Psoriatic arthritis is a chronic inflammation disease that affects the joints and the skin, which can manifest in many ways and various severities. Psoriatic arthritis impacts the lives of patients in both physical and mental ways. This project focussed on how the patient experience can be improved of newly diagnosed psoriatic arthritis patients. The patient experience involves multiple things, including the hospital visits and life at home. For this project it was decided to focus on the context of home. To get the necessary insights into the disease and the experience of patients with psoriatic arthritis, the co-creation method was used. In this method, a small group of stakeholders are actively part of the complete project as experts. In this project, five PsA patients were included as experts of their own experiences. The literature study and explorative research done in this project showed the following thing about the patient experience of PsA patients:

- Most of the information and help that is available focusses on the physical difficulties that psoriatic arthritis causes, even though there are a lot of mental difficulties that currently get too little attention.

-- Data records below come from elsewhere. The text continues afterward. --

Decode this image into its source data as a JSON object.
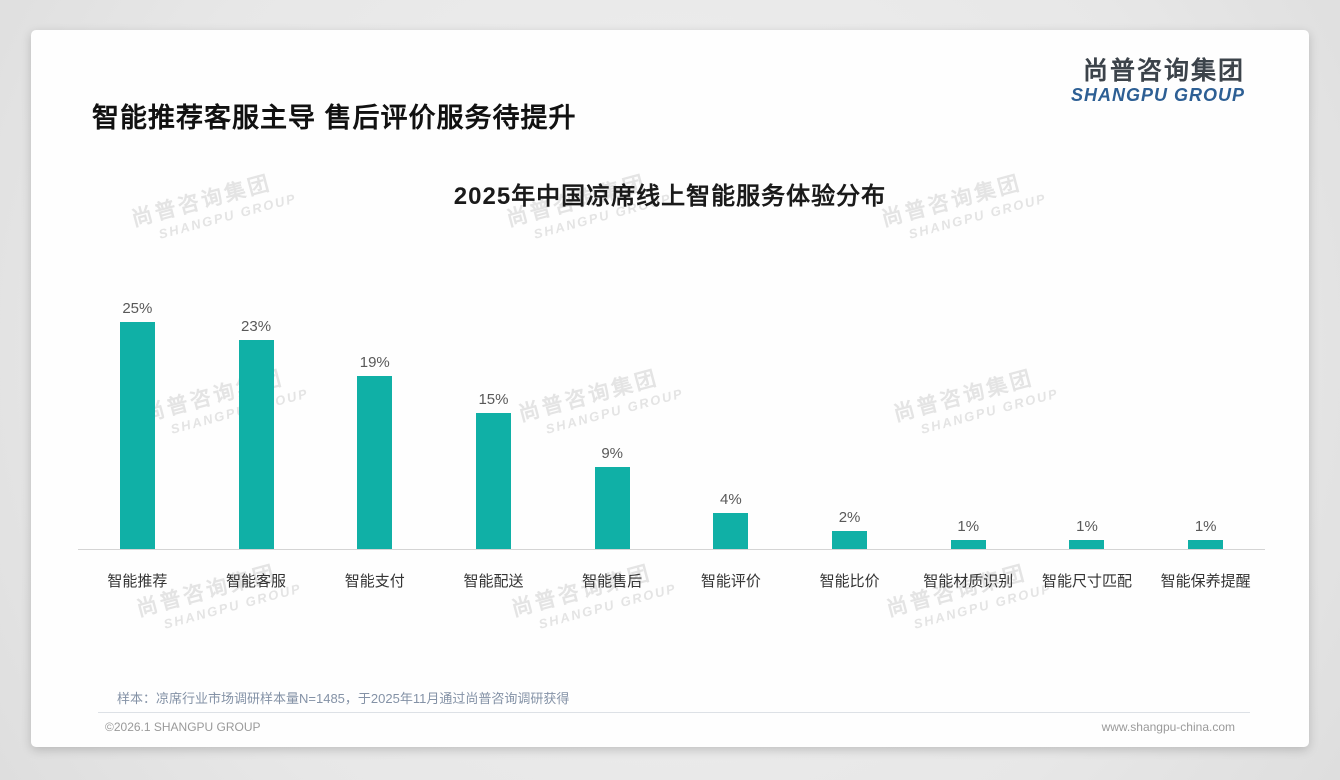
{
  "header": {
    "title": "智能推荐客服主导 售后评价服务待提升"
  },
  "logo": {
    "cn": "尚普咨询集团",
    "en": "SHANGPU GROUP"
  },
  "watermark": {
    "line1": "尚普咨询集团",
    "line2": "SHANGPU GROUP"
  },
  "chart_data": {
    "type": "bar",
    "title": "2025年中国凉席线上智能服务体验分布",
    "categories": [
      "智能推荐",
      "智能客服",
      "智能支付",
      "智能配送",
      "智能售后",
      "智能评价",
      "智能比价",
      "智能材质识别",
      "智能尺寸匹配",
      "智能保养提醒"
    ],
    "values": [
      25,
      23,
      19,
      15,
      9,
      4,
      2,
      1,
      1,
      1
    ],
    "value_labels": [
      "25%",
      "23%",
      "19%",
      "15%",
      "9%",
      "4%",
      "2%",
      "1%",
      "1%",
      "1%"
    ],
    "unit": "%",
    "bar_color": "#10b0a6",
    "ylim": [
      0,
      27
    ],
    "xlabel": "",
    "ylabel": "",
    "grid": false,
    "legend": "none"
  },
  "footer": {
    "note": "样本：凉席行业市场调研样本量N=1485，于2025年11月通过尚普咨询调研获得",
    "copyright": "©2026.1 SHANGPU GROUP",
    "website": "www.shangpu-china.com"
  }
}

- There is a lot of information available that the patients only get when they look for it themselves. But especially right after their diagnosis, they have little to no idea of what is relevant and what they have to look for.



With this knowledge, it was decided to focus on these mental difficulties that patients have. To do this, several group sessions together with the five participating patients were done. These sessions revealed that the diagnosis of psoriatic arthritis influences the perception of their identity as well as how they think others perceive them. The patients want to stay valuable and independent, where the psoriatic arthritis causes them to make changes in their daily life and become more dependable. This gives patients the idea that the psoriatic arthritis sometimes takes control over their life. This insight led to the design goal of the project, where the focus laid on empowering the patients to be in control of their own life again.



Together with the participant group, various design directions were explored and evaluated with help of various prototypes. This eventually resulted in the final design: The PEPSA journal.



The PEPSA journal is a service that provides the user with journal pages that focus on several aspects of life and psoriatic arthritis. The journal makes a distinction between standard material, which is relevant for everyone and focus topics, which allow the user to personalize their journal and make it more fitting to their life and what they think is relevant. Through positively formulated questions about each topic the users are encouraged to think about the various aspects of their life and psoriatic arthritis and how they relate to and influence each other. In this way the PEPSA journal allows the user to get more insights into their situation and get a clearer view of their life with psoriatic arthritis, putting them back in control.